Голоса тишины (Мальро) - страница 8

То же наблюдает Мальро и тогда, когда речь идёт о разных видах искусства. Греческая трагедия, французский театр и живопись XVII века объединяет общность жеста. «Повелительная абстракция Византии» продолжена в романском и готическом стилях. Христос царственный встаёт рядом с Христом распятым. Терновый венец заменяется у скульптора короной. Но смысл искусства сохраняется во «второй глубине познания»: Мальро понял, что время евроцентризма в старом смысле слова прошло, что восточные и африканские культуры сегодня оказываются не низшими, но диалогически сопрягаемыми в сознании современного человека, и проявляют себя они именно в диалоге, в общении. Исключение одной культуры стирает другую. Афины открывают миру «неисчерпаемую зарю улыбки», Мексика – «мёртвую голову». Спокойное лицо или клюв хищной птицы, смиренная поза богомольца или экспрессивный жест варвара – все они образы единого мира. Роль шедевра в этом мире – «став очевидностью», упорядочивать хаос мира. Искусство у Мальро – константа в быстротечности времени. В музее человек приходит к осознанию стиля и к создающему творение художнику как к частице мира.

Мальро вспоминает легенды о Джоконде, чью загадочную улыбку Леонардо якобы поддерживал целых четыре года с помощью музыкантов и шутов.

Но столь ли важно, чей портрет написал художник? Моны Лизы или Констанции д’Авалос? Существеннее то, что Леонардо хотел изобразить «человеческое лицо». Для Мальро это спор творца и времени, фаустианское «остановись, мгновенье». Бег времени есть «удел человеческий».

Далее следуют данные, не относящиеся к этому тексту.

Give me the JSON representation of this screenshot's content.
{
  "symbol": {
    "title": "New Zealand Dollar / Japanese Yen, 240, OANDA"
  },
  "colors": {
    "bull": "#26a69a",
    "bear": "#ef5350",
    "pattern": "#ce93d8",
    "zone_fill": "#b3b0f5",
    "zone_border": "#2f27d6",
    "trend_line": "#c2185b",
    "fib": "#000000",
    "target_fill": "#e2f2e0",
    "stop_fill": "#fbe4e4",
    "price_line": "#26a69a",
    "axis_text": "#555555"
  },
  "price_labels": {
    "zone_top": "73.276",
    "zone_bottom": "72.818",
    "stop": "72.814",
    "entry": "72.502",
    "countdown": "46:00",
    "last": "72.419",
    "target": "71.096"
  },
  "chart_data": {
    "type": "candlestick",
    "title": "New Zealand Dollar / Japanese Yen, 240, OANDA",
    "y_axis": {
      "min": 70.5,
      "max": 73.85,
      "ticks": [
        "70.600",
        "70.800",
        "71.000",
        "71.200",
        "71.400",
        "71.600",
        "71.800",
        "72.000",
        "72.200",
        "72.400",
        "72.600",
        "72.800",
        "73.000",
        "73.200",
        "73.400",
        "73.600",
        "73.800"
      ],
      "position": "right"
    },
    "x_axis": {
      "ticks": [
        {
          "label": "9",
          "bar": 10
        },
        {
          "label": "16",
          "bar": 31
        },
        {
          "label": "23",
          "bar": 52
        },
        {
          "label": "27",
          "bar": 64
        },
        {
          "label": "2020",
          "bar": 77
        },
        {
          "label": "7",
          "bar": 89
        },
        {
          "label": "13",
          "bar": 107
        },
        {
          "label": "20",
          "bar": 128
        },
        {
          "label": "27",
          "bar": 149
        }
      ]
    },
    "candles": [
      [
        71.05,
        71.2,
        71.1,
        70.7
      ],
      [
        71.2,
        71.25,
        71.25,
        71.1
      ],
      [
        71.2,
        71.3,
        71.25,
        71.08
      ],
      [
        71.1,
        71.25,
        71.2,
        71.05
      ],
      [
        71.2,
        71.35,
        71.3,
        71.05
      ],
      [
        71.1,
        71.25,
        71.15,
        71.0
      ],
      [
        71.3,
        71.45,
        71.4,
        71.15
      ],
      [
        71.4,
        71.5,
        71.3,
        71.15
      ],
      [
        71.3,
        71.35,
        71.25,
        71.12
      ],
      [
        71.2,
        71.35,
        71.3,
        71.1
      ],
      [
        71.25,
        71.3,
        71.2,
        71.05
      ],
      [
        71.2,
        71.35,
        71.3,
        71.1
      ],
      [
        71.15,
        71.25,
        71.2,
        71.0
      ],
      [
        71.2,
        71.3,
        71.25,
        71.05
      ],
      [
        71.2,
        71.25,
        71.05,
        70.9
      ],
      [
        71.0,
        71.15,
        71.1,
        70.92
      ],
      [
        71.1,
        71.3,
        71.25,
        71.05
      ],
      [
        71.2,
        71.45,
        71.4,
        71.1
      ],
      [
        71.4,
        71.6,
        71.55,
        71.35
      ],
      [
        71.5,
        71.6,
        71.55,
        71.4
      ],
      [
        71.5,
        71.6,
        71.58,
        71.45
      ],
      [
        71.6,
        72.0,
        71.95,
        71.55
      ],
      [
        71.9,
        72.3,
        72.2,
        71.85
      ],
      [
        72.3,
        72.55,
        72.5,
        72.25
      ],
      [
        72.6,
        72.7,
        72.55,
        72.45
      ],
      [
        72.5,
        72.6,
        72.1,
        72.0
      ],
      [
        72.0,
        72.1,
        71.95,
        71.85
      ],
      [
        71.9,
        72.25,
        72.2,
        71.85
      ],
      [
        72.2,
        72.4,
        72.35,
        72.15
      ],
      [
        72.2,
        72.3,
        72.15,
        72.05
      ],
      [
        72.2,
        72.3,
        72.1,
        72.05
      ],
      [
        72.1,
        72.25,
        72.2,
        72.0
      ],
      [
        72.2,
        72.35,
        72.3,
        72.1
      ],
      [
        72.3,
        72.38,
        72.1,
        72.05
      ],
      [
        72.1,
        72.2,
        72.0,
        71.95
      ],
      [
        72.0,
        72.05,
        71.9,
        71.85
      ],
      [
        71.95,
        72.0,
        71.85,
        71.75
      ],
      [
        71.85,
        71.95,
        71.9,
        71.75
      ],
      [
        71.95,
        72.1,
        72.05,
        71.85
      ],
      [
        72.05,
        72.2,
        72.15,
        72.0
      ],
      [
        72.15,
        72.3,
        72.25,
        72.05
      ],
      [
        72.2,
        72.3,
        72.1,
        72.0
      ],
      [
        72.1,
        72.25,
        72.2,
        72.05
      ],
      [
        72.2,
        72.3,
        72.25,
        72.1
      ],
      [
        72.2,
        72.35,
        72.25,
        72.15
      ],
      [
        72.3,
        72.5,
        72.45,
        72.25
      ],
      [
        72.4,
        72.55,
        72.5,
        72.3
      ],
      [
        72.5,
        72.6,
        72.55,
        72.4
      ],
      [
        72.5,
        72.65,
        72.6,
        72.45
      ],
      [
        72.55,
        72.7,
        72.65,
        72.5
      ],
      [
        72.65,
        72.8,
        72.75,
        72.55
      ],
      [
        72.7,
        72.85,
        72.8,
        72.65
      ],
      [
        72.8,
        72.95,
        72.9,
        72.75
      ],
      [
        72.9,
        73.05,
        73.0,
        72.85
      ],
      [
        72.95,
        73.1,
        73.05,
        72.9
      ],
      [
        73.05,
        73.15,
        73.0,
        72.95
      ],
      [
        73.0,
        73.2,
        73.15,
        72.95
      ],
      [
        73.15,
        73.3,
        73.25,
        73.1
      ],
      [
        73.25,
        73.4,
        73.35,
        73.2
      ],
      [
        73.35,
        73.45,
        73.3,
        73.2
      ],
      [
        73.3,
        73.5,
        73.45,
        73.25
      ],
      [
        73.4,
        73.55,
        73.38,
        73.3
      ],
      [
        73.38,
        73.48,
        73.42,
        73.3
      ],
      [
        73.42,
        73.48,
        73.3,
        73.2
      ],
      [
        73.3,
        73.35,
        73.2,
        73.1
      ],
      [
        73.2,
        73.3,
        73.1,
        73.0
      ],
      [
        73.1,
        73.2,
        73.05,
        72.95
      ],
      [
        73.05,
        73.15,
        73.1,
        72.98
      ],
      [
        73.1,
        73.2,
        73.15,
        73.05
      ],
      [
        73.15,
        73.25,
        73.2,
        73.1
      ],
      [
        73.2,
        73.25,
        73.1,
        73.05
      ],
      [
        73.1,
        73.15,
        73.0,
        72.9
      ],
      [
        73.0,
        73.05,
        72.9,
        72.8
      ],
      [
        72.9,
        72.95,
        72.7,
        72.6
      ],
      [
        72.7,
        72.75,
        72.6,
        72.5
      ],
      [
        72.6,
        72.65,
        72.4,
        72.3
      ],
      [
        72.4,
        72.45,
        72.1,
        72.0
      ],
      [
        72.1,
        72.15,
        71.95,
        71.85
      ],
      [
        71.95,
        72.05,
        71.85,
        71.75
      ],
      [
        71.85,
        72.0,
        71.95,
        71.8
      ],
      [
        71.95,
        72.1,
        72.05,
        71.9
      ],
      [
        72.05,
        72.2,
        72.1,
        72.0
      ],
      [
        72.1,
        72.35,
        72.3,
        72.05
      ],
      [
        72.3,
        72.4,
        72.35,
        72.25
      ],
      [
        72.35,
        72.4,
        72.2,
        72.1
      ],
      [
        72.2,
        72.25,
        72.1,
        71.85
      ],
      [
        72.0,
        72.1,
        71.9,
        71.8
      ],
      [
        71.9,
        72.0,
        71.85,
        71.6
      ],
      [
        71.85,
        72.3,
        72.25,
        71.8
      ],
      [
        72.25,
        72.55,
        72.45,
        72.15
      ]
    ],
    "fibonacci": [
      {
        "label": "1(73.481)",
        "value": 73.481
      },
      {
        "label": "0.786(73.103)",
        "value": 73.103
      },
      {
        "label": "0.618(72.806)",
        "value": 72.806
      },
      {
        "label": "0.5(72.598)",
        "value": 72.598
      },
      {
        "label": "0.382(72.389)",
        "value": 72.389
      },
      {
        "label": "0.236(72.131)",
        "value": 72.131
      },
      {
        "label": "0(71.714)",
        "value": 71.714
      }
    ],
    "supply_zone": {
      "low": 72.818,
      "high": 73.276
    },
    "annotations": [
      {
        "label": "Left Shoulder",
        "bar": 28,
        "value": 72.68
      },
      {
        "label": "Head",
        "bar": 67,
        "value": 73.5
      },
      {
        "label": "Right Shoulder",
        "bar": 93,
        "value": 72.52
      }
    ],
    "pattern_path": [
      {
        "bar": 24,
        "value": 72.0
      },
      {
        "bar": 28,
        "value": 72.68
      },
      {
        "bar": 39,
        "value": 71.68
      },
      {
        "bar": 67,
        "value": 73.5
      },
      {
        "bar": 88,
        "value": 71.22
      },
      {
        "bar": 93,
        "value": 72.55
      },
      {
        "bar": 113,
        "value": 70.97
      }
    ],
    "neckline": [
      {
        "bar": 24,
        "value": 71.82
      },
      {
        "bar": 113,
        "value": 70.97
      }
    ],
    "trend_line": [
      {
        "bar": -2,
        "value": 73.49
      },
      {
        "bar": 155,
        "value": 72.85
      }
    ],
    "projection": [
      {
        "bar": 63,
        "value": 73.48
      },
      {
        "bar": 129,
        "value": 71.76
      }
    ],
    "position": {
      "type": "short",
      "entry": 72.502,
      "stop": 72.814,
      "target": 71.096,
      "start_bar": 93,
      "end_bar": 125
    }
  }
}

Говоря о «цене абсолюта», Мальро вынужден признать, что всё яснее становится «неспособность современной цивилизации выразить духовные ценности в определённых формах». Утрачивается стиль. По мере развития потребительства появляется имитация, ускользающая от диалога. Монолог разрушает. При утрате религиозной веры смысл оправдывают лишь художники, ибо мир взыскует смысла. Искусство «не сакрально, но оно отрицает нечистый мир». «Голоса тишины» прошиты афоризмами. Разбросанные на многих страницах, они трудно сводимы в логическую систему, но не противоречат философской концепции автора и к тому же иллюстрируют связь Мальро с давней французской традицией, прочно заложенной ещё в XVII веке.

Творческое деяние вечно укрыто оболочкой истории, но восстанавливается, как сам человек. Уверенная рука Рембрандта и дрожащая рука пещерного жителя, рисующего на закопчённом своде ритуальное изображение охоты, равно божественны.

Трагедии человеческой судьбы Мальро противопоставляет вызов художника-творца. Представленные в книге эссе – непростое чтение. Но оно подводит к энциклопедическим знаниям и представляет оригинальную концепцию искусства. Читатель проследует к олимпийскому богу, включающему в свой классический образ архаические черты догреческого и малоазийского искусства. Благодаря Мальро, он по-новому поймёт и оценит музей. И немалая заслуга в этом принадлежит переводчику, ибо, как писал Илья Эренбург, – один из ранних интерпретаторов Андре Мальро, – его стилю свойственны «синтаксическая сжатость, свое образные ассоциации, наконец, ощущение слова не только в его прямом логическом значении, но во всей его связанности с корнями». Однако в этой внутренней связанности отдельные наброски об искусстве Запада и Востока от архаических времён до современности приобретают общий смысл, становясь философией искусства.